Solvers
=======

.. py:class:: lightgp.Solver

   Inference method for :class:`GPExact`. Pick one based on the size and
   structure of your problem.

   .. py:attribute:: Cholesky

      Direct exact GP via the Cholesky factorization of
      :math:`K + \sigma_n^2 I`. Cost :math:`O(N^3)` time,
      :math:`O(N^2)` memory.

      Best for :math:`N \lesssim 5{,}000` and any :math:`D`.

   .. py:attribute:: CG

      Conjugate-gradient solve of :math:`(K + \sigma_n^2 I)\alpha = y`.
      Cost :math:`O(N^2 k)` time per fit, where :math:`k` is the iteration
      count (typically 30–100). With the Metal or CUDA backend the
      matrix-vector products go through the matrix-free RBF kernel — the
      :math:`N \times N` kernel is never materialized, so peak memory
      stays :math:`O(N)`.

      Best for :math:`5{,}000 \lesssim N \lesssim 50{,}000` and any
      :math:`D`. Variance estimates use a stochastic Hutchinson probe
      estimator; the log marginal likelihood uses stochastic Lanczos
      quadrature.

   .. py:attribute:: SKI

      Structured Kernel Interpolation (KISS-GP, Wilson & Nickisch 2015).
      Approximates :math:`K \approx W K_{\text{grid}} W^\top` where
      :math:`W` is a sparse cubic-interpolation matrix from data to a
      regular grid, and :math:`K_{\text{grid}}` is (multi-D)
      Toeplitz-structured. Matrix-vector products are then
      :math:`O(M \log M)` via FFT (cuFFT on CUDA, vDSP on macOS).

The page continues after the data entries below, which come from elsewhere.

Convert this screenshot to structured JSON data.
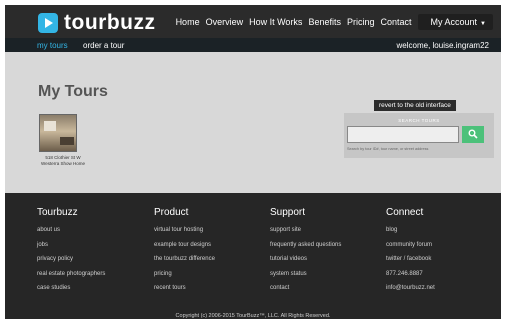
{
  "header": {
    "logo": "tourbuzz",
    "nav": [
      "Home",
      "Overview",
      "How It Works",
      "Benefits",
      "Pricing",
      "Contact"
    ],
    "account_label": "My Account"
  },
  "subnav": {
    "items": [
      "my tours",
      "order a tour"
    ],
    "welcome": "welcome, louise.ingram22"
  },
  "main": {
    "title": "My Tours",
    "tour": {
      "caption_line1": "518 Clothier St W",
      "caption_line2": "Westerra Show Home"
    },
    "revert_label": "revert to the old interface",
    "search": {
      "title": "SEARCH TOURS",
      "hint": "Search by tour ID#, tour name, or street address"
    }
  },
  "footer": {
    "columns": [
      {
        "heading": "Tourbuzz",
        "links": [
          "about us",
          "jobs",
          "privacy policy",
          "real estate photographers",
          "case studies"
        ]
      },
      {
        "heading": "Product",
        "links": [
          "virtual tour hosting",
          "example tour designs",
          "the tourbuzz difference",
          "pricing",
          "recent tours"
        ]
      },
      {
        "heading": "Support",
        "links": [
          "support site",
          "frequently asked questions",
          "tutorial videos",
          "system status",
          "contact"
        ]
      },
      {
        "heading": "Connect",
        "links": [
          "blog",
          "community forum",
          "twitter / facebook",
          "877.246.8887",
          "info@tourbuzz.net"
        ]
      }
    ],
    "copyright": "Copyright (c) 2006-2015 TourBuzz™, LLC. All Rights Reserved."
  },
  "colors": {
    "accent": "#33b5e5",
    "search_button": "#4cc17a",
    "topbar": "#2b2b2b",
    "footer": "#262626"
  },
  "icons": [
    "logo-mark-icon",
    "chevron-down-icon",
    "search-icon"
  ]
}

      Best for :math:`N \gtrsim 100{,}000` and :math:`D \le 3`. Beyond
      :math:`D = 3` the grid size :math:`M^D` explodes.

Picking a solver
----------------

A rough decision tree:

.. code-block:: text

   Is N < 5000?
       → Solver.Cholesky (exact, simple)
   Is D ≤ 3 and N > 50000?
       → Solver.SKI (FFT trick, very fast)
   Is D > 3 and N > 5000?
       → Solver.CG (matrix-free) or use GPSparse (inducing-point)